Bilim insanları ilaçların vücudu nasıl etkilediğini anlamak için sıklıkla farelerde veya küçük hayvanlarda ilacın yaptığı etkiye bakıyor ve çıkan sonuçlardan faydalanarak insanlar üzerindeki etkiyle bağlantı kurmayı deniyorlar. Fakat fareler insan değil ve bambaşka vücut fonksiyonlarına sahipler. Bu nedenle son birkaç yıldır araştırmacılar daha iyi bir yaklaşım üzerinde çalışıyorlar: Petri kabında çoğaltılan ve kapta çoğalmaya devam eden fakat gerçek organlar gibi fonksiyon gösteren ufak organlar (organoidler).
Cincinnati Çocuk Hastanesi araştırmacıları bu hafta insan midesinin bir bölümüyle yaptıkları çalışmalarında sindirim enzimi ve asit üretimi yapma yeteneğini tamamladığını duyurdu. Petri kabındaki midenin işlerin gerçekten nasıl yürüdüğünü ve işler ters gittiğinde aslında neler olduğunu anlamaya yardım edebileceğini söylüyorlar.
İnsan midesi hepsi farklı fonksiyon gösteren birden çok bölüme sahip. Araştırmacılar petri kabında çoğaltma yapmak için asit ve sindirim enzimi üretiminin yanında az da olsa yediklerimizi mekanik sindirime uğratma görevini yerine getiren fundus adı verilen bölümü seçtiler. Fakat midenin bu hayati bölümü aynı zamanda hastalıklara (özellikle bazı hastalıklara) karşı zayıf. Fazla asit, asitlerin geriye kaçışına veya H. Pylori bakterisi enfeksiyonu ülserlere ve iltihaplanmaya yol açıyor. Bilim insanları bu hastalıkların mide dokusunda nasıl gelişim gösterdiği üzerinde çalışmanın tedavi etme sürecini geliştirebilmek adına iyi olacağını umuyor.
Çalışmanın başyazarı James Wells “Hastalığın ilerleyişi mikroskopta incelenerek ortaya çıkarılabilir.” diyor.
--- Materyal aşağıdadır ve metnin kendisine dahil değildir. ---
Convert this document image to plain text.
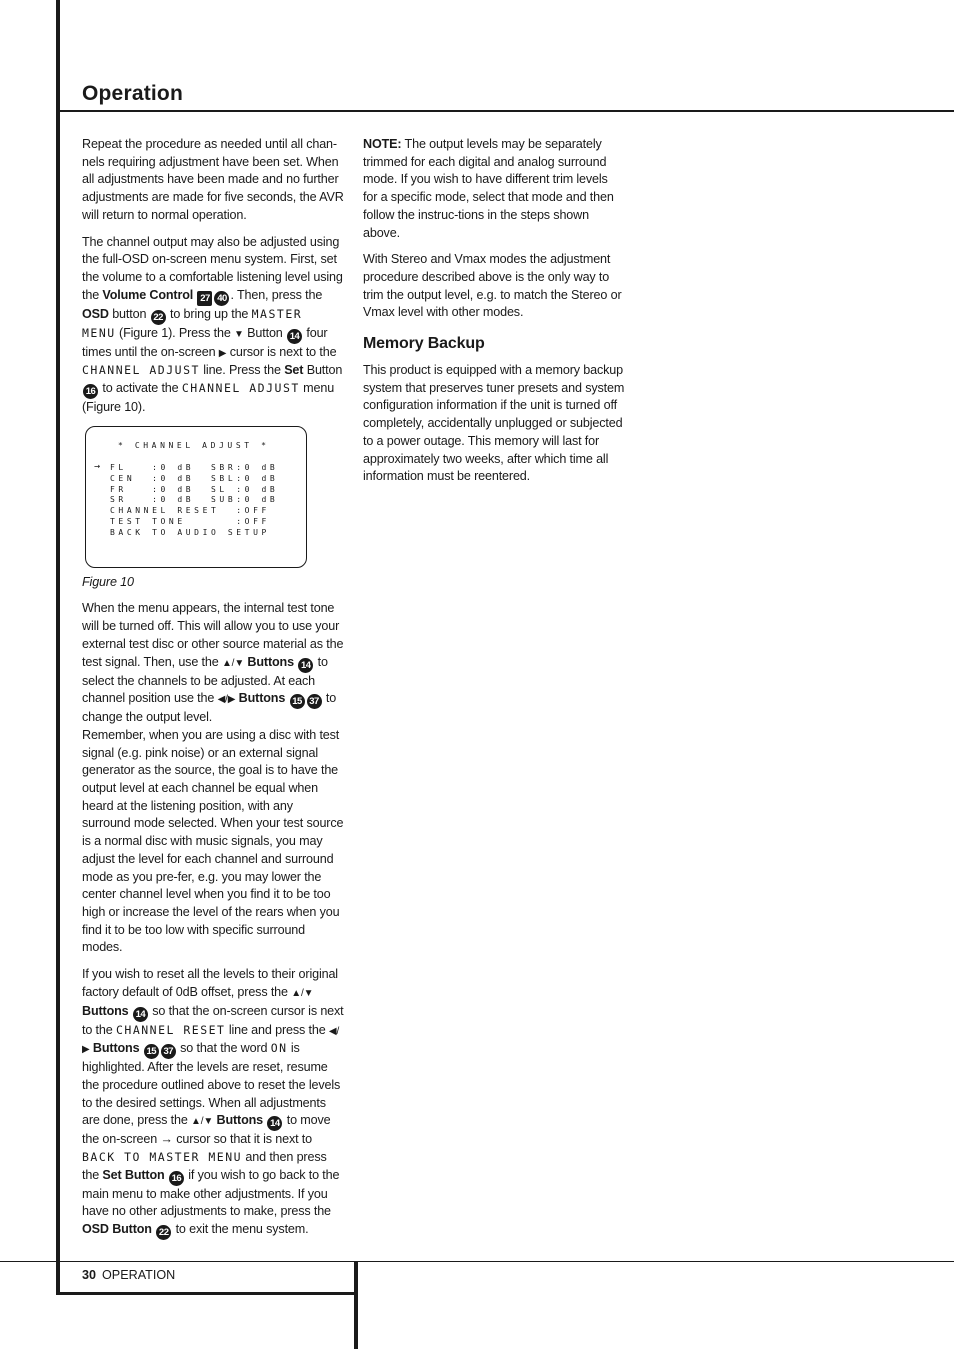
Operation

Repeat the procedure as needed until all chan-nels requiring adjustment have been set. When all adjustments have been made and no further adjustments are made for five seconds, the AVR will return to normal operation.

The channel output may also be adjusted using the full-OSD on-screen menu system. First, set the volume to a comfortable listening level using the Volume Control 27 40 . Then, press the OSD button 22 to bring up the MASTER MENU (Figure 1). Press the ▼ Button 14 four times until the on-screen ▶ cursor is next to the CHANNEL ADJUST line. Press the Set Button 16 to activate the CHANNEL ADJUST menu (Figure 10).

* CHANNEL ADJUST *
→ FL   :0 dB  SBR:0 dB
CEN  :0 dB  SBL:0 dB
FR   :0 dB  SL :0 dB
SR   :0 dB  SUB:0 dB
CHANNEL RESET  :OFF
TEST TONE      :OFF
BACK TO AUDIO SETUP

Figure 10

When the menu appears, the internal test tone will be turned off. This will allow you to use your external test disc or other source material as the test signal. Then, use the ▲/▼ Buttons 14 to select the channels to be adjusted. At each channel position use the ◀/▶ Buttons 15 37 to change the output level.
Remember, when you are using a disc with test signal (e.g. pink noise) or an external signal generator as the source, the goal is to have the output level at each channel be equal when heard at the listening position, with any surround mode selected. When your test source is a normal disc with music signals, you may adjust the level for each channel and surround mode as you pre-fer, e.g. you may lower the center channel level when you find it to be too high or increase the level of the rears when you find it to be too low with specific surround modes.

If you wish to reset all the levels to their original factory default of 0dB offset, press the ▲/▼ Buttons 14 so that the on-screen cursor is next to the CHANNEL RESET line and press the ◀/▶ Buttons 15 37 so that the word ON is highlighted. After the levels are reset, resume the procedure outlined above to reset the levels to the desired settings. When all adjustments are done, press the ▲/▼ Buttons 14 to move the on-screen → cursor so that it is next to BACK TO MASTER MENU and then press the Set Button 16 if you wish to go back to the main menu to make other adjustments. If you have no other adjustments to make, press the OSD Button 22 to exit the menu system.

NOTE: The output levels may be separately trimmed for each digital and analog surround mode. If you wish to have different trim levels for a specific mode, select that mode and then follow the instruc-tions in the steps shown above.

With Stereo and Vmax modes the adjustment procedure described above is the only way to trim the output level, e.g. to match the Stereo or Vmax level with other modes.

Memory Backup

This product is equipped with a memory backup system that preserves tuner presets and system configuration information if the unit is turned off completely, accidentally unplugged or subjected to a power outage. This memory will last for approximately two weeks, after which time all information must be reentered.

30 OPERATION
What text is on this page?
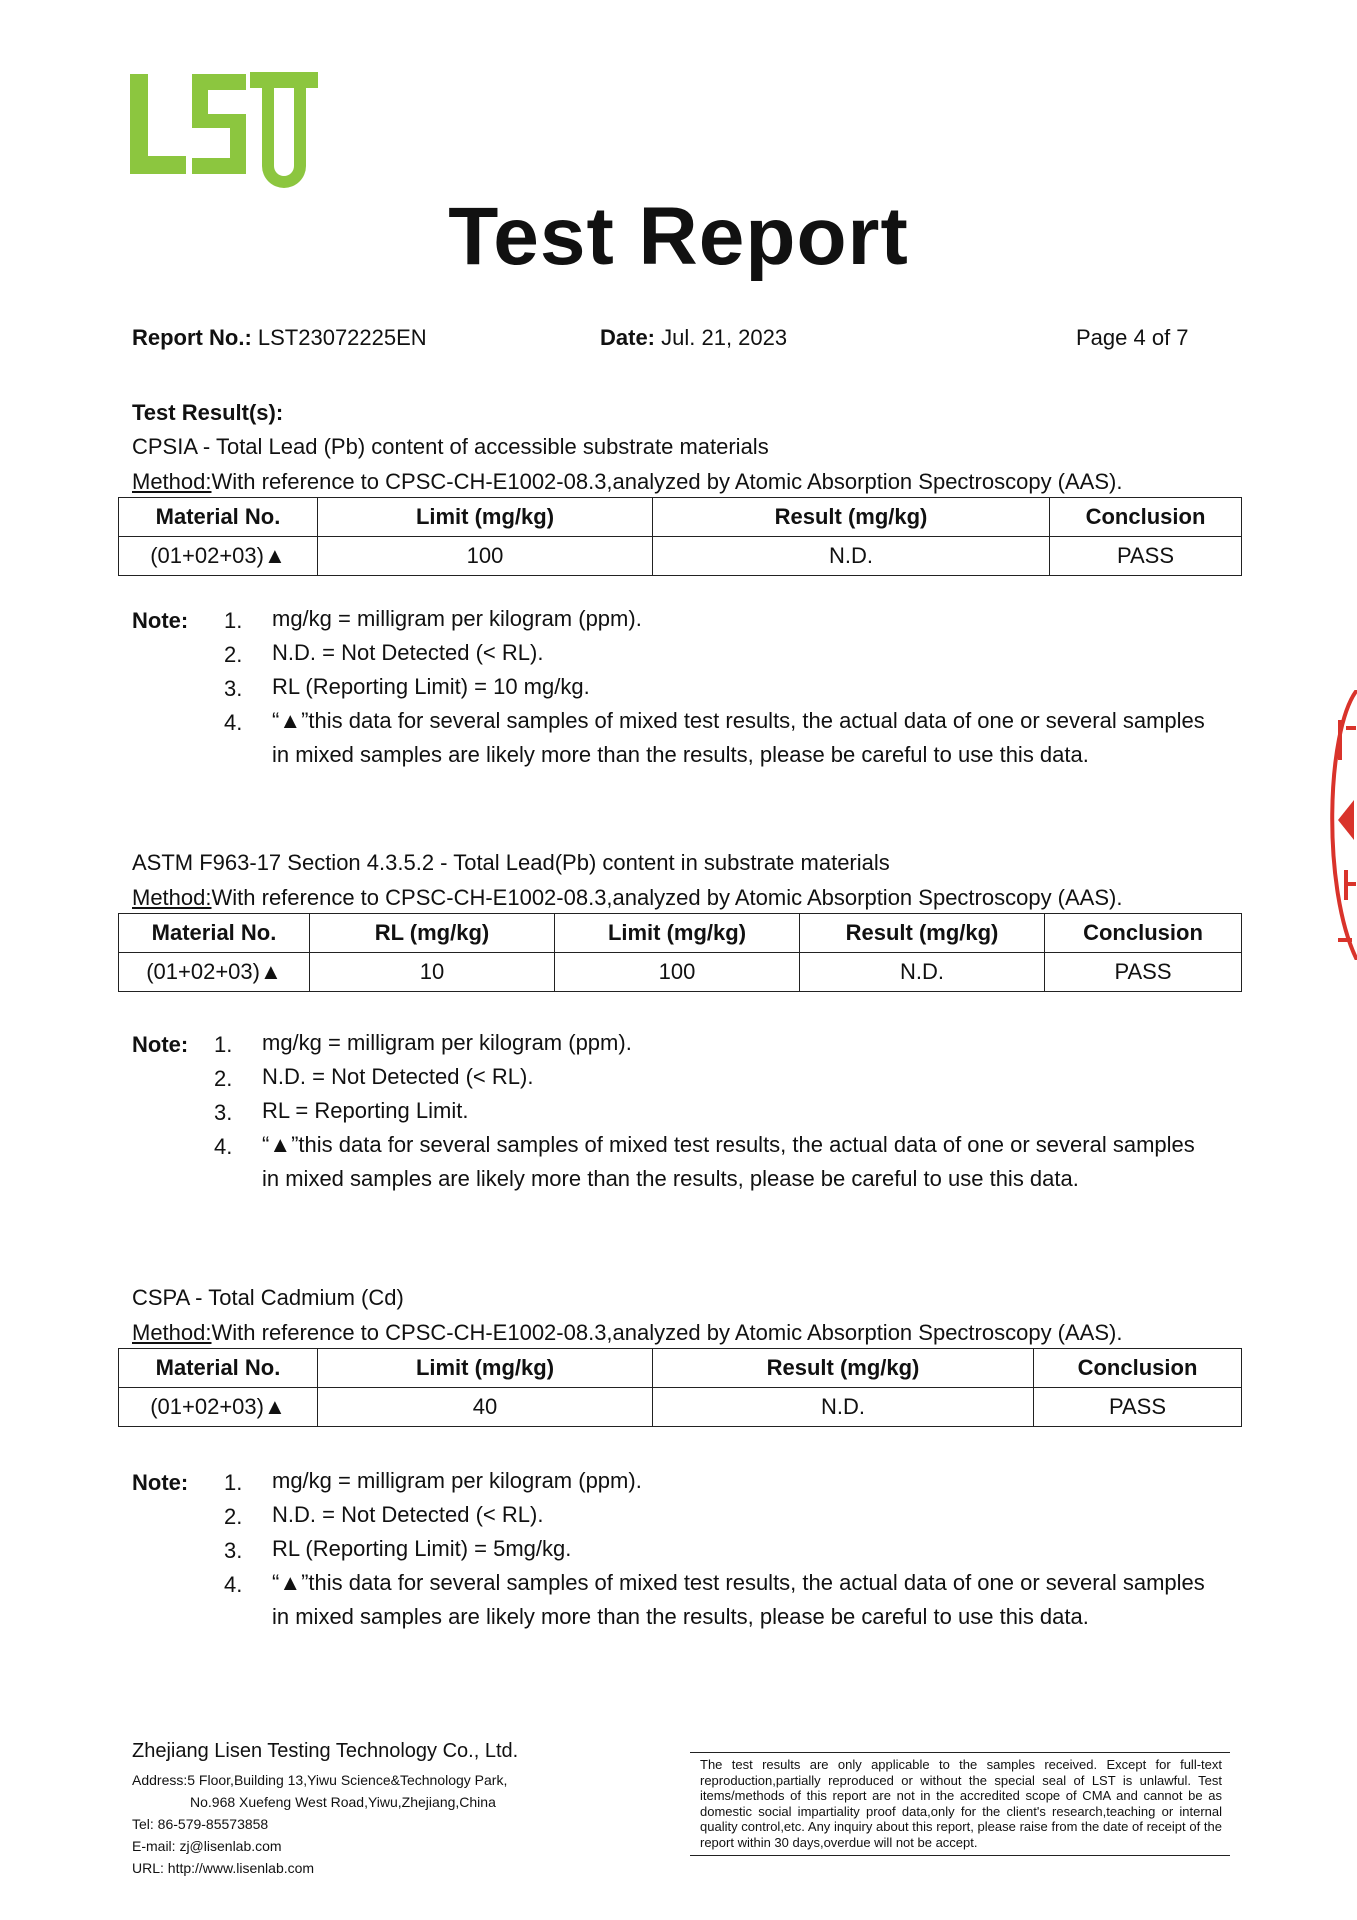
Test Report
Report No.: LST23072225EN	Date: Jul. 21, 2023	Page 4 of 7
Test Result(s):
CPSIA - Total Lead (Pb) content of accessible substrate materials
Method:With reference to CPSC-CH-E1002-08.3,analyzed by Atomic Absorption Spectroscopy (AAS).
Material No.	Limit (mg/kg)	Result (mg/kg)	Conclusion
(01+02+03)▲	100	N.D.	PASS
Note: 1.
2.
3.
4.
mg/kg = milligram per kilogram (ppm).
N.D. = Not Detected (< RL).
RL (Reporting Limit) = 10 mg/kg.
“▲”this data for several samples of mixed test results, the actual data of one or several samples
in mixed samples are likely more than the results, please be careful to use this data.
ASTM F963-17 Section 4.3.5.2 - Total Lead(Pb) content in substrate materials
Method:With reference to CPSC-CH-E1002-08.3,analyzed by Atomic Absorption Spectroscopy (AAS).
Material No.	RL (mg/kg)	Limit (mg/kg)	Result (mg/kg)	Conclusion
(01+02+03)▲	10	100	N.D.	PASS
Note: 1.
2.
3.
4.
mg/kg = milligram per kilogram (ppm).
N.D. = Not Detected (< RL).
RL = Reporting Limit.
“▲”this data for several samples of mixed test results, the actual data of one or several samples
in mixed samples are likely more than the results, please be careful to use this data.
CSPA - Total Cadmium (Cd)
Method:With reference to CPSC-CH-E1002-08.3,analyzed by Atomic Absorption Spectroscopy (AAS).
Material No.	Limit (mg/kg)	Result (mg/kg)	Conclusion
(01+02+03)▲	40	N.D.	PASS
Note: 1.
2.
3.
4.
mg/kg = milligram per kilogram (ppm).
N.D. = Not Detected (< RL).
RL (Reporting Limit) = 5mg/kg.
“▲”this data for several samples of mixed test results, the actual data of one or several samples
in mixed samples are likely more than the results, please be careful to use this data.
Zhejiang Lisen Testing Technology Co., Ltd.
Address:5 Floor,Building 13,Yiwu Science&Technology Park,
No.968 Xuefeng West Road,Yiwu,Zhejiang,China
Tel: 86-579-85573858
E-mail: zj@lisenlab.com
URL: http://www.lisenlab.com
The test results are only applicable to the samples received. Except for full-text reproduction,partially reproduced or without the special seal of LST is unlawful. Test items/methods of this report are not in the accredited scope of CMA and cannot be as domestic social impartiality proof data,only for the client's research,teaching or internal quality control,etc. Any inquiry about this report, please raise from the date of receipt of the report within 30 days,overdue will not be accept.
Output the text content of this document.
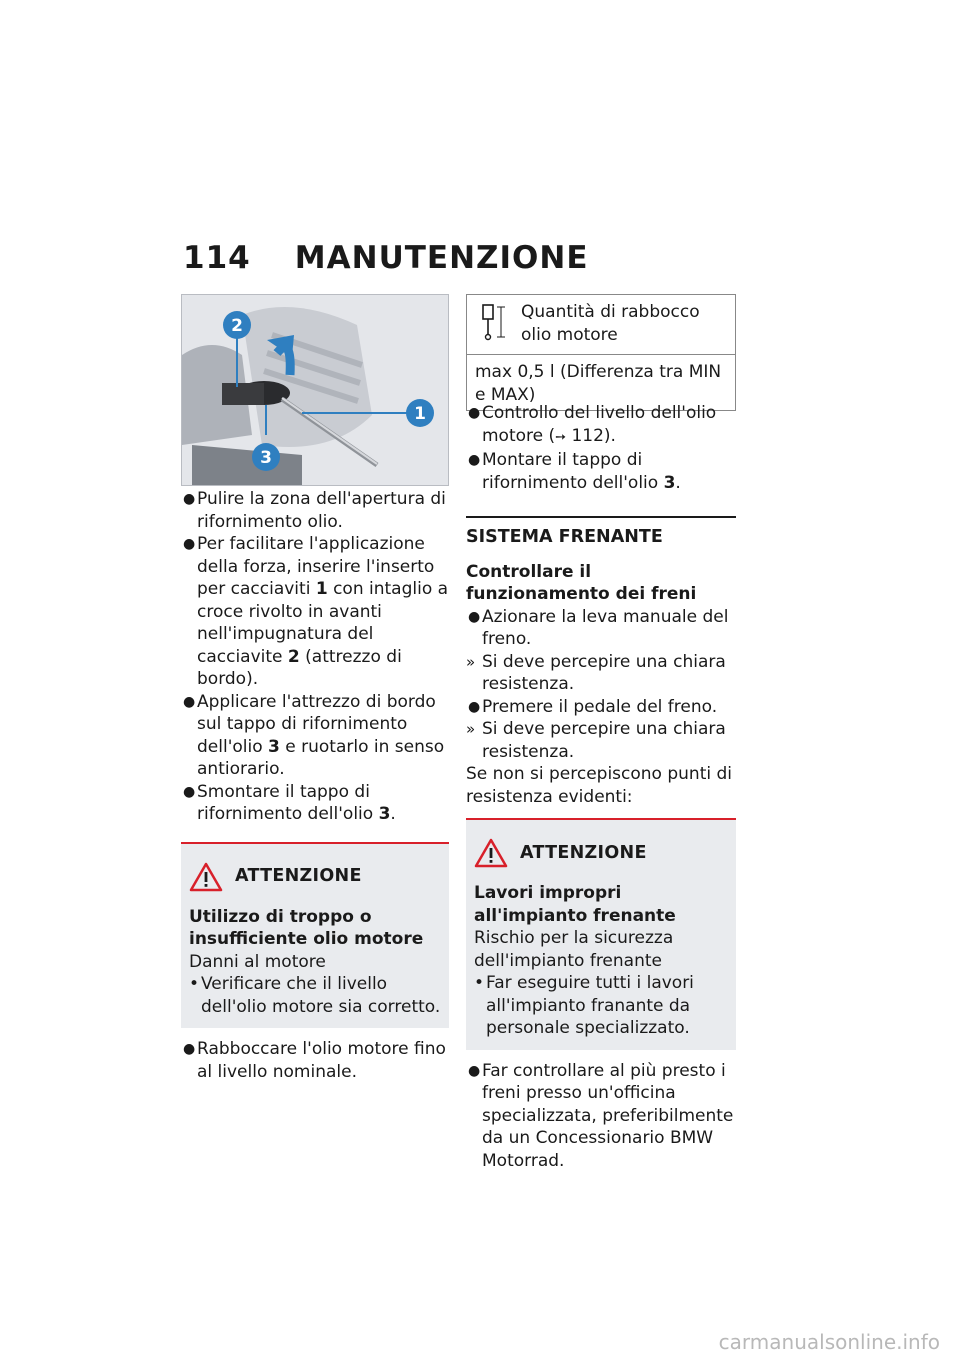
114 MANUTENZIONE
2
1
3
● Pulire la zona dell'apertura di rifornimento olio.
● Per facilitare l'applicazione della forza, inserire l'inserto per cacciaviti 1 con intaglio a croce rivolto in avanti nell'impugnatura del cacciavite 2 (attrezzo di bordo).
● Applicare l'attrezzo di bordo sul tappo di rifornimento dell'olio 3 e ruotarlo in senso antiorario.
● Smontare il tappo di rifornimento dell'olio 3.
ATTENZIONE
Utilizzo di troppo o insufficiente olio motore
Danni al motore
• Verificare che il livello dell'olio motore sia corretto.
● Rabboccare l'olio motore fino al livello nominale.
Quantità di rabbocco olio motore
max 0,5 l (Differenza tra MIN e MAX)
● Controllo del livello dell'olio motore (➙ 112).
● Montare il tappo di rifornimento dell'olio 3.
SISTEMA FRENANTE
Controllare il funzionamento dei freni
● Azionare la leva manuale del freno.
» Si deve percepire una chiara resistenza.
● Premere il pedale del freno.
» Si deve percepire una chiara resistenza.
Se non si percepiscono punti di resistenza evidenti:
ATTENZIONE
Lavori impropri all'impianto frenante
Rischio per la sicurezza dell'impianto frenante
• Far eseguire tutti i lavori all'impianto franante da personale specializzato.
● Far controllare al più presto i freni presso un'officina specializzata, preferibilmente da un Concessionario BMW Motorrad.
carmanualsonline.info
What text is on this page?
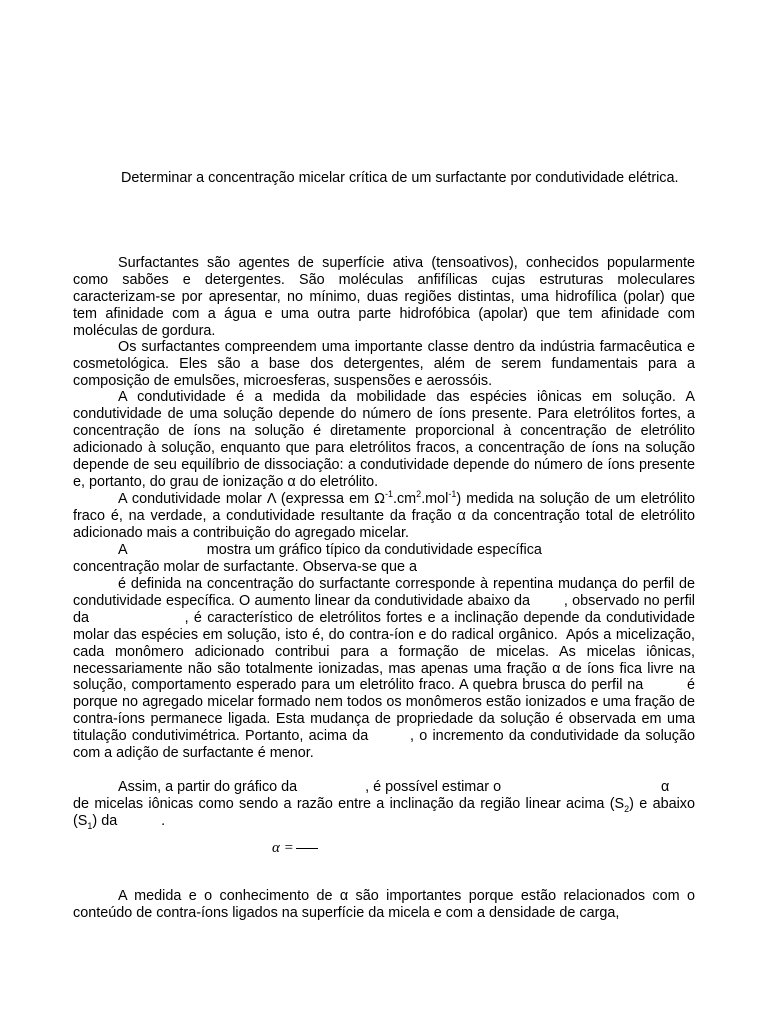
Determinar a concentração micelar crítica de um surfactante por condutividade elétrica.

Surfactantes são agentes de superfície ativa (tensoativos), conhecidos popularmente como sabões e detergentes. São moléculas anfifílicas cujas estruturas moleculares caracterizam-se por apresentar, no mínimo, duas regiões distintas, uma hidrofílica (polar) que tem afinidade com a água e uma outra parte hidrofóbica (apolar) que tem afinidade com moléculas de gordura.

Os surfactantes compreendem uma importante classe dentro da indústria farmacêutica e cosmetológica. Eles são a base dos detergentes, além de serem fundamentais para a composição de emulsões, microesferas, suspensões e aerossóis.

A condutividade é a medida da mobilidade das espécies iônicas em solução. A condutividade de uma solução depende do número de íons presente. Para eletrólitos fortes, a concentração de íons na solução é diretamente proporcional à concentração de eletrólito adicionado à solução, enquanto que para eletrólitos fracos, a concentração de íons na solução depende de seu equilíbrio de dissociação: a condutividade depende do número de íons presente e, portanto, do grau de ionização α do eletrólito.

A condutividade molar Λ (expressa em $\Omega^{-1}.cm^2.mol^{-1}$) medida na solução de um eletrólito fraco é, na verdade, a condutividade resultante da fração α da concentração total de eletrólito adicionado mais a contribuição do agregado micelar.

A                    mostra um gráfico típico da condutividade específica

concentração molar de surfactante. Observa-se que a

é definida na concentração do surfactante corresponde à repentina mudança do perfil de condutividade específica. O aumento linear da condutividade abaixo da        , observado no perfil da                  , é característico de eletrólitos fortes e a inclinação depende da condutividade molar das espécies em solução, isto é, do contra-íon e do radical orgânico.  Após a micelização, cada monômero adicionado contribui para a formação de micelas. As micelas iônicas, necessariamente não são totalmente ionizadas, mas apenas uma fração α de íons fica livre na solução, comportamento esperado para um eletrólito fraco. A quebra brusca do perfil na         é porque no agregado micelar formado nem todos os monômeros estão ionizados e uma fração de contra-íons permanece ligada. Esta mudança de propriedade da solução é observada em uma titulação condutivimétrica. Portanto, acima da        , o incremento da condutividade da solução com a adição de surfactante é menor.

Assim, a partir do gráfico da                 , é possível estimar o                                        α
de micelas iônicas como sendo a razão entre a inclinação da região linear acima $(S_2)$ e abaixo $(S_1)$ da           .

α =

A medida e o conhecimento de α são importantes porque estão relacionados com o conteúdo de contra-íons ligados na superfície da micela e com a densidade de carga,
Fakat aynı zamanda midenin kendi kendini nasıl onardığını da görebilirsiniz. Fazla asit midede biriktiğinde sıklıkla midenin derinliklerine kadar her yer iltihaplanıyor. Bazı ilaçlar (Prilosec gibi) üretilen asit miktarını azaltarak hastalığı tedavi ediyor. Wells’in söylediğine göre bu iyileşme sürecini ve neye katkı yaptığını görmek araştırmacılara yeni ve potansiyel olarak daha iyi bir iyileşme yöntemini bulma fırsatını verdiği gibi bağırsak mikrobiyomunun daha iyi anlaşılmasını da sağladı. Çalışmaları ise bu hafta Nature’da yayılamdı.
Araştırmacıların bu bulgusu, midenin başka bir bölümü olan, iştah açıcı ve hayati göreve sahip hormon salınımını sağlayan kemikiçi oyuğu üzerinde yapılan çalışmadan iki yıl sonra bulundu. Her iki mini organ da her hücreye dönüşebilme ve kopyalanma yeteneğine sahip kök hücrelerden üretildi.
Birçok bilim insanının nihai hedefi sahada kullanılabilen kredi kartı boyutunda olan, insan vücudunda bulunan her organın organoidini içeren bir “çipte insan” üretmek. Bu çipin yeni ve eski ilaçların bütün vücuda nasıl etki ettiğini, ilaçların potansiyel olarak gösterdiği (ateş gibi) yan etkileri ve hedeflenen tedavilerde yol göstermesi bekleniyor.
Bir gün aynı işlemin insanlara nakledilen misafir organların da büyümesinde işe yarayacağı düşünülüyor. “Gelecek olası adım, nakil tedavilerinde kullanılan dokuların daha işlevsel kullanılabilecek olması.” diyor Wells. Bu fikir kayıp organ bölümlerinin ince bağırsak, pankreas veya kalbin herhangi bir parçasının geri konmasında da yardımcı olabilir. Fakat bu işlem en az birkaç yıl sonrasında yapılabilir. Şimdilik, bu organoidler bilim insanlarına bağırsaklarımızın gizemini az da olsa azaltarak yardım ediyor.